I have now realised why doing two children at the same time on a pump start is somewhat of a challenge. Its this needing to retest business. Whenever you have a higher reading than 14mmol you need to act by giving a correction, and then you have to re-test an hour later. Now that is fine if there is one person to have to set the clock for. What it doesn’t work so well on is when you have to correct one child at 1.30am and so wake at 2.30am to check them and, joy of joys, they are coming down from the high. But then you check the other as well and realise that they are now high, and so have to correct and get up again an hour later.

Then throw into that mix the fact that the one who was high before and had a big drink of water, though now getting lower, starts to need the toilet. So half way through your hour wait you have a wake up and have to get the other child settled back to sleep. And say that happens twice more through the night with each child. (Very tired sigh!)

This is my life at the moment people!

Actually, it is not so bad if you look at it from the right direction. I am learning so much so quickly. I can now see why you don’t use the bolus wizard to bolus for supper when you have had dinner less than an hour and a half before. The bolus wizard cannot believe that you have enough carbs in you to deal with the amount of insulin still on board and so it conservatively cuts down the amount for supper, which results in a very large spike in the night. If you know you have carb counted rightly, you can take over the bolusing job and be in control yourself. I will now not input a BG level when close to another meal when using the bolus wizard. I can use the bolus wizard for corrections - that will be useful - but not for actual food eaten. For that I shall rely upon my somewhat depleting brain powers. You see, that is a great bit of learning which will be very, very useful in days to come. Its a good thing that I found that out now, it really is. 2am is a great time for me to learn. It focuses like nothing else!

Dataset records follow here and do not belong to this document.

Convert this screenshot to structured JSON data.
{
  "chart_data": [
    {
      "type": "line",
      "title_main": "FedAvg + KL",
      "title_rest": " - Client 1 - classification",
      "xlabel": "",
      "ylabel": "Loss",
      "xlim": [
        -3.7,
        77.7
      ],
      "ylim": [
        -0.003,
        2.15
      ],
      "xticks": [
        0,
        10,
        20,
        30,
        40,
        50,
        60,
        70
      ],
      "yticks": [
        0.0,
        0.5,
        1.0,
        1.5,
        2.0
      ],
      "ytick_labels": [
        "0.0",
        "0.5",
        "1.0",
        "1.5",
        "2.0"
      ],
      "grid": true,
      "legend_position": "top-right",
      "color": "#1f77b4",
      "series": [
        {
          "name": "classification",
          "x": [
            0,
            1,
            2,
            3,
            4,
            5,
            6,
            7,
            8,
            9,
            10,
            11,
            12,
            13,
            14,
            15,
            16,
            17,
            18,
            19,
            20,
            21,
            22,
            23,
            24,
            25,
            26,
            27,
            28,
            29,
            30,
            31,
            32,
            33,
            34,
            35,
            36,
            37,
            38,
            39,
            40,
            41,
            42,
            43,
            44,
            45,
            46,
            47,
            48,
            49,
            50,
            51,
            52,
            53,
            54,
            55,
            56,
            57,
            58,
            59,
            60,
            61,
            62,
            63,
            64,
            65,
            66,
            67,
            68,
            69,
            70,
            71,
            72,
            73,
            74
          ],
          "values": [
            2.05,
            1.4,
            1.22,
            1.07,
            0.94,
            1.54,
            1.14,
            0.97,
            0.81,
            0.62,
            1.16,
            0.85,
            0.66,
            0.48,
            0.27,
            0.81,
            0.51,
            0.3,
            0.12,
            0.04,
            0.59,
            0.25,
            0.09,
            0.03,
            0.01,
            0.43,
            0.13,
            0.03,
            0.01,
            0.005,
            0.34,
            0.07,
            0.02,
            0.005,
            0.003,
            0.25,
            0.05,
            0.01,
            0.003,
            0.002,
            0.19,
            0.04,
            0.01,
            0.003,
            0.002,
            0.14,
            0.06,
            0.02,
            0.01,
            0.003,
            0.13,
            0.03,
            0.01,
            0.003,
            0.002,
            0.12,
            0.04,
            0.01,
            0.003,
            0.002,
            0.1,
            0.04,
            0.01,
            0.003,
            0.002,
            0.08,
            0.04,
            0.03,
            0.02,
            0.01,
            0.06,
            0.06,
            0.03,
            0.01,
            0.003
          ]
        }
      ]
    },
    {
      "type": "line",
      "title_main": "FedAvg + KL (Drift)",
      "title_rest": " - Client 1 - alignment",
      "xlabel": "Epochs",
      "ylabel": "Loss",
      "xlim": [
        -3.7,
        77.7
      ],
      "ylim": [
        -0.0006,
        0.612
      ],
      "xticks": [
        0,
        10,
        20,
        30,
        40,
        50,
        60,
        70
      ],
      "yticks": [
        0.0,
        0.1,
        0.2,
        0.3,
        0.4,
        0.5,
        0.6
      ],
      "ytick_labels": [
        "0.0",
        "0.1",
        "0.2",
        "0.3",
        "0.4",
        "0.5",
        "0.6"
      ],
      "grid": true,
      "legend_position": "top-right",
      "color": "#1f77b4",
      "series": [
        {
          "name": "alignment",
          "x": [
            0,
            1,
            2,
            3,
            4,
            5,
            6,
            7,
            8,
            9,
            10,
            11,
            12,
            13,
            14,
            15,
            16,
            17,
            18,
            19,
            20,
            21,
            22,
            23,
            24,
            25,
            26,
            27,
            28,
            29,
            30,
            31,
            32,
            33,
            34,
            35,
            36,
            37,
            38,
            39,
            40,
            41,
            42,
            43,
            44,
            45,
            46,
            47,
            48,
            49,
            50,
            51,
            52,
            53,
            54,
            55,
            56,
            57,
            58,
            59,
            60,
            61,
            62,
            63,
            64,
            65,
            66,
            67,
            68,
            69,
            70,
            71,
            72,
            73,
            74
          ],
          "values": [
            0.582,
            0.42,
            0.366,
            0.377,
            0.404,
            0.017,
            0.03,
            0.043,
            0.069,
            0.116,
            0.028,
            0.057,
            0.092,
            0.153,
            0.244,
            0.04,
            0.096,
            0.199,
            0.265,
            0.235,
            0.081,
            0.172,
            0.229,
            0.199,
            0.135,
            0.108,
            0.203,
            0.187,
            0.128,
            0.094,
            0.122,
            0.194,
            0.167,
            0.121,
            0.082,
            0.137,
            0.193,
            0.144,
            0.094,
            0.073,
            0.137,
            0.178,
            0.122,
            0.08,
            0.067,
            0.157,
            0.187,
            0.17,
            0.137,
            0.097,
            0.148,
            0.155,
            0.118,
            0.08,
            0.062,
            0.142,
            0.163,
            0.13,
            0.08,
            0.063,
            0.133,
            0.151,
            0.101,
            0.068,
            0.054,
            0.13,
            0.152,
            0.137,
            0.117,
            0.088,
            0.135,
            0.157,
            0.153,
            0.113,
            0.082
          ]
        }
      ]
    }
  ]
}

And I am now sure we have changed all of Joe’s basals to fit in with his having a drop during the early hours after he had eaten potatoes. I know Joe goes lower in the early hours after eating potatoes, I’ve known this for two years, but I didn’t put two and two together and work out that this would mean he would rise every other night on this basal pattern. So I have learnt two things. 1. Joe needs more basal insulin between midnight and 7am. 2. Joe (and probably Tom) needs a 25% reduction in basal rate between midnight and 7am whenever he eats boiled new potatoes.

Potatoes are wonderful things but I have always had a love/hate relationship with them for this very reason; they have no stable profile for my children no matter how they are cooked unless they are utterly saturated in fat. Animal fat makes them last twice as long as vegetable oil as well, just in case you are interested. So I can always tell when chippies have lied to my veggie family and actually cooked in lard ~ be warned all you chip shop owners. Perhaps now I will begin to love potatoes again, as I have the wonderful tool of those reduced basals

So, I will soon have potatoes and lentil soup covered. Only a few thousand other food stuffs to go. And I haven’t even started on pasta and rice yet… oh the joys! Still, you would have to fight my entire family very ferociously to get these pumps off us, you know. I had to give up sleep before with no hope that I would be able to get things right the next time. Now I have bucket loads of hope and plenty of patience to practice.

Now to find some tips on how to stop the dreaded air bubbles in the reservoir, and which ones to worry about. Joe had them in the reservoir again this morning, though not as many as yesterday when he looked like he had lemonade in there rather than insulin. At what point would anyone change the reservoir I wonder? None in the tubing though, so maybe we should just keep the pump upside down all day?